Chicken Korma is a very popular recipe
1.5 kilograms free range chicken fillets, cut into bite size chunks
1 tbsp ginger, peeled and finely grated
3 cloves of garlic, crushed
175 ml PnP yoghurt, thick natural
30 ml No Name cooking oil
1 tbsp PnP ground coriander
1 pinch PnP black pepper
1 tsp turmeric
1 tsp garam masala
1 red chilli, deseeded and finely chopped
2 onions, finely chopped
1 can coconut cream
40 grams PnP almonds, ground
1 dash PnP lemon juice
1 pinch PnP salt
1 dash coriander, to garnish
Mix the chicken with the ginger, garlic and yoghurt, cover and marinade for 3-4 hours.
Heat the oil in a pan.
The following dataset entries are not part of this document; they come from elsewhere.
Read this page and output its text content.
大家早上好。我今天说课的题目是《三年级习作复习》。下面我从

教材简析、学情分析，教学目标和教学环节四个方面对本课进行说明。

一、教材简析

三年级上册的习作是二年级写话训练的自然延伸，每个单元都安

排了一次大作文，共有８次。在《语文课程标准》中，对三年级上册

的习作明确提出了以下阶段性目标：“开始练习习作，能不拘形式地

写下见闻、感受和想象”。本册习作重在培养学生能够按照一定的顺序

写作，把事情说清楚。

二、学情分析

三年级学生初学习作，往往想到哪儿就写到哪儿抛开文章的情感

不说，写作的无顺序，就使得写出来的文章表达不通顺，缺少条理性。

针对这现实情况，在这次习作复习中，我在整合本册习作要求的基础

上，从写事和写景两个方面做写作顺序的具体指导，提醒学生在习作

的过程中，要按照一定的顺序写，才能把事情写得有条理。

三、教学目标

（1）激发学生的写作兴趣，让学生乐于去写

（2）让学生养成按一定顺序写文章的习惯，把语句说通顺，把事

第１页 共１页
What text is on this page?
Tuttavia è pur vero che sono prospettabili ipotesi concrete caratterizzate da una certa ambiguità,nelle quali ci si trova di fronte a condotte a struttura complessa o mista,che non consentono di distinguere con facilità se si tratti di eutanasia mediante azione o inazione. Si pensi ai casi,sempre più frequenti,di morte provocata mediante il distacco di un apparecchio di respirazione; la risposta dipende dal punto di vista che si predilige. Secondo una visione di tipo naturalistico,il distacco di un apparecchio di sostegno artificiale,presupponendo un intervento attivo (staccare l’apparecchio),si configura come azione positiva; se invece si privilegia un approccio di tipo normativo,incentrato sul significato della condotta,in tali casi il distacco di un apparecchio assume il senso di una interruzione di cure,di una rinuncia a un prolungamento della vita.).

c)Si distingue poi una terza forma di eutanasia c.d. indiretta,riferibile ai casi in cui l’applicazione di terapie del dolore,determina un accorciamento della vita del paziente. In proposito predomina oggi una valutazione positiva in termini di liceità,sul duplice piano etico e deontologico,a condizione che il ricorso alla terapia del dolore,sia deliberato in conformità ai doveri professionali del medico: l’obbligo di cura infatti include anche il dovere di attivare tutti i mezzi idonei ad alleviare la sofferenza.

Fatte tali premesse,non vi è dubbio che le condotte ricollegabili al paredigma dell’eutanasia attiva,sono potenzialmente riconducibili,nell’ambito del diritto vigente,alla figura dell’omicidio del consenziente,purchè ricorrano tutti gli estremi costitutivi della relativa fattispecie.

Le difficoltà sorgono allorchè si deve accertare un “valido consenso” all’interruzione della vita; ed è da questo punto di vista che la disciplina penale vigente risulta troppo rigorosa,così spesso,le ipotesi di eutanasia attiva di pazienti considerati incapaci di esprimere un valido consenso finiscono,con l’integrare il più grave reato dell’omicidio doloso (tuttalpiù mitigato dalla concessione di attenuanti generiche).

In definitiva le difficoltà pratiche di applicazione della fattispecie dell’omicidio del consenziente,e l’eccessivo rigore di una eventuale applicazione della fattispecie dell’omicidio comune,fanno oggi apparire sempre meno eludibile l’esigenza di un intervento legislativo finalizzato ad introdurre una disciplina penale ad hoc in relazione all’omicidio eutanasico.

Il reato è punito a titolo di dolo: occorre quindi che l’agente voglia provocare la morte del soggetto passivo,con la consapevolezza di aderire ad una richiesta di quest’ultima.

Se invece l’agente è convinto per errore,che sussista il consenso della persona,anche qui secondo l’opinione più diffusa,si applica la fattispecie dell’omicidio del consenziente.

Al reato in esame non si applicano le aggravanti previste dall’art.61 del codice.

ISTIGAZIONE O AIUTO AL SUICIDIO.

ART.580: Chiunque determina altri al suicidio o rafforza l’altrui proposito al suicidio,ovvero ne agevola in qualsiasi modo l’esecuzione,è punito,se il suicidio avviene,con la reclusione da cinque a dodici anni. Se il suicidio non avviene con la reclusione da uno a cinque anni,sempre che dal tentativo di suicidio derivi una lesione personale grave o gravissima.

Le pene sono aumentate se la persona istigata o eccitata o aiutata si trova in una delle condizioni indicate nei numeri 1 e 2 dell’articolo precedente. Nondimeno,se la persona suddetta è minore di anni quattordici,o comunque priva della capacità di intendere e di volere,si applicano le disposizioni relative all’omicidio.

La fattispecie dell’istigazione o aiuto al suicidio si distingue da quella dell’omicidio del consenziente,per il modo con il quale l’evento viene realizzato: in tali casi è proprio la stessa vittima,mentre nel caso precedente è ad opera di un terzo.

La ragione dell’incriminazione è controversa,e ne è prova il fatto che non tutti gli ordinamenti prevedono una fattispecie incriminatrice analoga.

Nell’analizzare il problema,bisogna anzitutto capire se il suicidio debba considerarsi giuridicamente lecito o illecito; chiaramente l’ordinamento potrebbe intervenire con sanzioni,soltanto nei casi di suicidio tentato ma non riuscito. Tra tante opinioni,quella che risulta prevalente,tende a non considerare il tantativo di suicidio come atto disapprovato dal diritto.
Add the ground coriander, black pepper, turmeric and garam masala and stir-fry for about 1 minute over a low heat.
Turn up the heat, add the chilli and onion and stir-fry for 10 minutes.
Add the chicken and the marinade and cook for a further 10 minutes.
Add the coconut milk and bring to the boil, stirring regularly.
As soon as the mixture boils, reduce heat to low, cover the pan and simmer until the chicken is tender – about half an hour.
Remove from the heat, stir in the ground almonds, lemon juice and salt to taste.
Mix well and sprinkle with chopped coriander.
Serve with onion bhaji and pilaf rice or rotis.